N’était-ce la résilience de ce peuple, il aurait déjà disparu, car tout a été déjà mis en branle dans ce cadre. Durant ces derniers mois, la situation ne fait que s’empirer à travers de nouveaux faits et de nouveaux acteurs qui tendent à renforcer le chaos. Notre analyse nous montre que le pays fait face aujourd’hui à un cocktail destructeur qui s’articule autour de 4 grands points majeurs :

1- L’Ingérence étrangère

Certaines missions diplomatiques, notamment les États-Unis, la France le Canada et l’ONU, réunies au sein d’une structure dénommée Core Group s’autoproclamant « Pays amis d’Haïti » ont imposé aux haïtiens une diplomatie de chaos depuis plus de 20 ans. Les actions du Core Group vont plus loin que de simples ingérences traditionnelles dans les affaires internes d’un pays. Leurs actions sont inédites dans l’histoire des relations internationales.

Ils se donnent pour mission de changer les résultats des élections, designer des dirigeants, diriger le pays a travers des laquais. Ils ont catapulté Michel Martelly arrivant en 4ème position los des élections de 2011 en 2ème position pour finalement lui donner tous les moyens pour remporter les élections. Ils ont donné leur accord pour fédérer la gangs armés via un rapport de Madame Lalime devant le conseil de sécurité des nations unies. Ils ont fait fi de tout effort de consensus national pour remettre la gouvernance du pays au Docteur Ariel Henry à travers un simple Twitt.

De ce fait, depuis plus de 30 mois, malgré les performances médiocres de ce pouvoir, ils ne jurent que par le maintien de Ariel Henry au pouvoir. On doit toutefois rappeler que des organisations de défense de droits humains et même des diplomates de haut rang de l’administration américaine accusent l’actuel 1er Ministre de complicité dans l’assassinat du Président Moïse et de forts liens avec les bandits armées qui sèment la violence.

À tout cela, on doit ajouter que le chaos en Haïti constitue une manne d’opportunité pour des fonctionnaires internationaux et onusiens.

2- Le populisme

Le populisme constitue la pus grande menace pour l’établissement du progrès et de la démocratie en Haïti. Les élites locales s’allient facilement avec le populisme comme tremplin pour maintenir leurs emprises et mieux contrôler la société. En effet, depuis plus de 2 semaines, on assiste à une vague de populisme teintée de triomphalisme surfant sur la colère de la population contre le régime corrompu du Docteur Ariel Henry.

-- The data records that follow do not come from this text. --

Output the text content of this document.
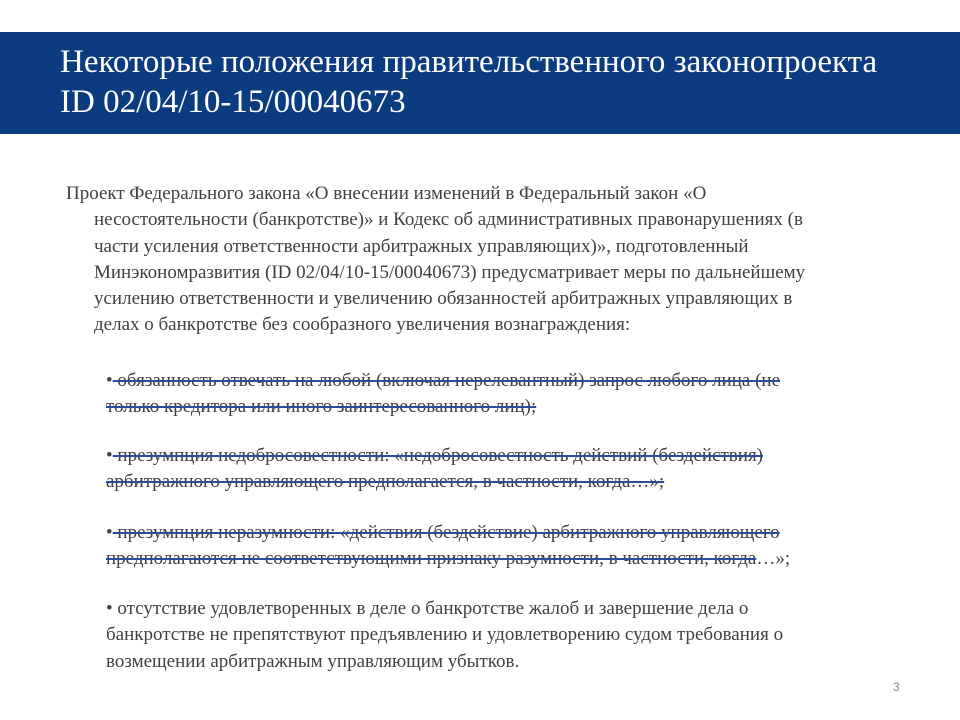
Некоторые положения правительственного законопроекта
ID 02/04/10-15/00040673
Проект Федерального закона «О внесении изменений в Федеральный закон «О
несостоятельности (банкротстве)» и Кодекс об административных правонарушениях (в
части усиления ответственности арбитражных управляющих)», подготовленный
Минэкономразвития (ID 02/04/10-15/00040673) предусматривает меры по дальнейшему
усилению ответственности и увеличению обязанностей арбитражных управляющих в
делах о банкротстве без сообразного увеличения вознаграждения:
• обязанность отвечать на любой (включая нерелевантный) запрос любого лица (не
только кредитора или иного заинтересованного лиц);
• презумпция недобросовестности: «недобросовестность действий (бездействия)
арбитражного управляющего предполагается, в частности, когда…»;
• презумпция неразумности: «действия (бездействие) арбитражного управляющего
предполагаются не соответствующими признаку разумности, в частности, когда…»;
• отсутствие удовлетворенных в деле о банкротстве жалоб и завершение дела о
банкротстве не препятствуют предъявлению и удовлетворению судом требования о
возмещении арбитражным управляющим убытков.
3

En effet, Guy Philippe, ancien commissaire de police qui a pris la tête de la rébellion armée contre le pouvoir de Jean Bertrand Aristide en 2004 est le nouveau révolutionnaire autoproclamé de ce mouvement. Après plus de 6 ans de prison aux États-Unis pour blanchiment d’argent provenant du trafic de la drogue, il se fixe pour objectif de conduire la révolution en vue de libérer le peuple haïtien, quelle blague ?

Dans un premier moment, il a promis de s’attaquer aux gangs, dans un deuxième moment il veut déloger Ariel Henry par la force, pour finalement promouvoir la désobéissance civile. Maintenant un de ses proches collaborateurs parle de la nécessité d’un rapprochement avec le pouvoir en place moyennant l’octroi d’un certain nombre de ministères régaliens.

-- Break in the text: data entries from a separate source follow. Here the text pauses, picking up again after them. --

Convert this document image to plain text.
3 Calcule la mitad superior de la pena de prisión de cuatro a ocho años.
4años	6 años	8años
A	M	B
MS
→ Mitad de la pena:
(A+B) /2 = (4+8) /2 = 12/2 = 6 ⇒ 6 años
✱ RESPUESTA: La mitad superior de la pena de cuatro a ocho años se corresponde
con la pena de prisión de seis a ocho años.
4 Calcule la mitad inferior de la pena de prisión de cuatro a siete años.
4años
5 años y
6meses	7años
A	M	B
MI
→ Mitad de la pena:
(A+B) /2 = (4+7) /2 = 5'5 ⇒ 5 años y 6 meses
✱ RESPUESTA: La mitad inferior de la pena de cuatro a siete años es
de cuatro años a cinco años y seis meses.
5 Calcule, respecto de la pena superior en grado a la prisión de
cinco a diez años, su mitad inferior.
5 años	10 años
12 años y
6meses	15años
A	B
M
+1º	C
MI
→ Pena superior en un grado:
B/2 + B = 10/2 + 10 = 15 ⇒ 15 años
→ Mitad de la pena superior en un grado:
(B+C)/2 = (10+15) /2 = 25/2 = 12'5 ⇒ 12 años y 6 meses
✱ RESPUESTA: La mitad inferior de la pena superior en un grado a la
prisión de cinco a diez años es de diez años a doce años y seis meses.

À rappeler que le révolutionnaire autoproclamé a été élu sénateur sous la bannière d’un des regroupements satellites du régime Tèt Kale de Michel Martelly, un régime qui a conduit Haïti au chaos plus que tout autre régime dans l’histoire de ce pays qui a excellé dans la corruption, le narcotrafic et la violence des gangs.

3- La violence

Les complicités du pouvoir en place avec les bandits armés sont dénoncés à maintes reprises. Le gouvernement utilise la violence des gangs pour se perpétuer au pouvoir, mais surtout pour encourager une nouvelle occupation du pays par des forces étrangères qui devront uniquement légitimer leur pouvoir.

Tout est mis en branle pour décourager la police nationale et d’autres initiatives haïtiennes pour venir à bout de cette violence. Les opérations policières sont piégées par le haut commandement de la police. Le mouvement d’autodéfense populaire qui commençait à produire des résultats significatifs contre la violence des gangs a été combattu et boycotté par le gouvernement. Car, les forces étrangères depuis plus de 3 décennies ont plutôt renforcé le phénomène de l’insécurité au lieu de contribuer à une amélioration.

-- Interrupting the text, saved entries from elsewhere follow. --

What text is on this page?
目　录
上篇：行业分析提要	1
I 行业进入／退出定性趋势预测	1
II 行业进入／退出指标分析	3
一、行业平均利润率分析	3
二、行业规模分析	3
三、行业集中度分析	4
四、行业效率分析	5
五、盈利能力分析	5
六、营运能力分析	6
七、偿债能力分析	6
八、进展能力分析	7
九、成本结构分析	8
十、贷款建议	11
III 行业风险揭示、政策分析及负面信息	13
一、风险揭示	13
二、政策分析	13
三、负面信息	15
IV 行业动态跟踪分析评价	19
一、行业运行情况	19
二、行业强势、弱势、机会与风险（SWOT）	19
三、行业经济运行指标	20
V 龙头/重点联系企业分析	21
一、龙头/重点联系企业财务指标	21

Les organisations de droits humains ne cessent de dénoncer la complicité et la passivité des autorités dans le chaos installé par les gangs armés. Dans une lettre du Réseau National de Défense des Droits Humains ( RNDDH) en date du 21 octobre 2021, le pasteur Jean Ferret Michel a étè kidnappé sous les ordres du ministre de l’Intérieur Liszt Quitel, qui avait fait office aussi de ministre de la justice et de la Sécurité Publique.

Toujours Selon le RNDDH, depuis le 15 janvier 2023, Vitelhomme INNOCENT, présenté par plus d’un comme le protégé du Chef de la Police, circule dans un cortège composé entre autres de deux (2) véhicules portant respectivement des plaques d’immatriculation Service de l’État et Officiel.

4- L’impunité

Sauf quelque cas insignifiants, Haïti le pays le plus corrompu de la région n’a jamais poursuivi un fonctionnaire pour corruption. Aussi, malgré des sanctions internationales contre des chefs de gangs, des politiciens corrompus et des membres de l’élite économique soutenant la violence des gangs et impliqués dans des actes de corruption massive, aucune disposition n’a été prise par ce gouvernement pour faire le relais avec la justice.

L’assassinat du Président Jovenel Moïse constitue la plus grande expression de l’impunité et des entraves judiciaires dans ce pays. Invité à comparaître par devant le juge d’instruction en charge du dossier d’assassinat du Président Moise depuis plus de 5 mois, c’est le juge d’instruction qui s’est finalement présenté au bureau du Premier Ministre pour être entendu par le juge selon ses convenances, fait inédit. On a l’impression que c’est le 1er Ministre qui a finalement auditionné le juge.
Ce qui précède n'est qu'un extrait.